Are companies prepared to face a new kind of activist?
Directors and shareholders are not the only ones gearing up for annual meetings this season. It seems the protesters are back and this time they have launched a string of confrontations at some of the country’s largest corporations.
Calling itself 99% Power, the group is an offshoot of the Occupy Wall Street movement. Members plan to gather inside and outside more than three dozen shareholder meetings to challenge ‘1 percent board members and executives,’ says their website.
This week the movement made its debut at Wells Fargo’s annual meeting, which spiraled out of control. According to the Huffington Post, the meeting came to an unexpected halt after demonstrators claimed proxy votes might be invalid because the bank acted illegally in prohibiting some shareholders from attending the meeting. Around 24 were arrested.
But it did not end there. Yesterday 99% Power went to GE’s annual meeting to protest the company’s low tax rate. Those who made it into the Detroit building where the meeting was held were quickly escorted outside to join hundreds of other protestors.

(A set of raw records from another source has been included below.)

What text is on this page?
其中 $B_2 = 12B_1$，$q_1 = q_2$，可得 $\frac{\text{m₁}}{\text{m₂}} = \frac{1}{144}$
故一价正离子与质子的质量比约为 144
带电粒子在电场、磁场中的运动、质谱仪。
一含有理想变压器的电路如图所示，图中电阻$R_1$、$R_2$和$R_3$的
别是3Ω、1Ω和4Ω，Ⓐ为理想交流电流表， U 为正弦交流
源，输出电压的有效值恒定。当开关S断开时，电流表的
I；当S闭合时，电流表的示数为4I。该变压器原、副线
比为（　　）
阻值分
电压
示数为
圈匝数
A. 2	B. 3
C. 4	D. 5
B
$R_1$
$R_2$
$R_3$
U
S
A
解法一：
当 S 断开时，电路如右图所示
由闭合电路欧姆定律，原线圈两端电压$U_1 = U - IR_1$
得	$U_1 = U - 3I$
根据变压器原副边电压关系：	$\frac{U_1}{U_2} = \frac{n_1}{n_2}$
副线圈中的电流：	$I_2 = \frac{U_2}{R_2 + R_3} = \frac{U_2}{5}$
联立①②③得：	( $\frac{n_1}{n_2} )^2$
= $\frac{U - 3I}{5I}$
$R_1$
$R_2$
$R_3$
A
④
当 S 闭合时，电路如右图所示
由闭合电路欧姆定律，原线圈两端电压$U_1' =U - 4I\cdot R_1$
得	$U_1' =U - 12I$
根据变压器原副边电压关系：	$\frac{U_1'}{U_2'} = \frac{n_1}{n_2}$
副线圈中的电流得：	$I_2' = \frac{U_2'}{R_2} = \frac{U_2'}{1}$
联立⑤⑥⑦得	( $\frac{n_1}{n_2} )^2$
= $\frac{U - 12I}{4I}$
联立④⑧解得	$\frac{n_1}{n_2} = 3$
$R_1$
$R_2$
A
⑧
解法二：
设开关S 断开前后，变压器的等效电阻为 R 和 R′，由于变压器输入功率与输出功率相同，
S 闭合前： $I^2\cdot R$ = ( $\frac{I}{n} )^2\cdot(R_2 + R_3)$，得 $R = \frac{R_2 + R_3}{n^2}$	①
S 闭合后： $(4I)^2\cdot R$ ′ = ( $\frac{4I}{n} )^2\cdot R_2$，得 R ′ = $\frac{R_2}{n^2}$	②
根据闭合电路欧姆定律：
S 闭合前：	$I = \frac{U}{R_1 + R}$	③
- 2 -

The group says that it plans on making its presence felt at other companies such as Sallie Mae, Wal-Mart, Bank of America, Verizon and others.
‘You have to make sure the annual meeting is not disturbed by these protests,’ advises Steve Shapiro, a partner at Pircher, Nichols & Meeks. ‘Companies spend a lot of time preparing for these meetings and getting ready for tough questions by shareholders.’
Shapiro urges companies to try to keep separate their engagement with shareholders and any confrontation with protesters. ‘Most companies provide options to stakeholders who wish to participate in constructive dialogues and this type of communication can get a message across,’ adds Shapiro.
Purposeful shareholder engagement is on the rise this proxy season. A recent Ernst & Young report says 25 percent of companies are disclosing shareholder engagement efforts around say-on-pay votes. ‘Companies made targeted pay reforms based on shareholder feedback, and followed up by communicating those pay changes and engagement efforts in the proxy statement,’ the study reports.
‘This new governance system allows more questions to be asked by shareholders and in this fashion, companies can react better to concerns,’ Shapiro adds. ‘This type of engagement should be supported and not harmed by protests.’
Few companies can afford to ignore the prospect of annual meeting disruptions. ‘Are these protests a one-year phenomenon or will they happen again in 2013? You can never tell so it's best to factor in these events when preparing for a meeting,’ Shapiro concludes.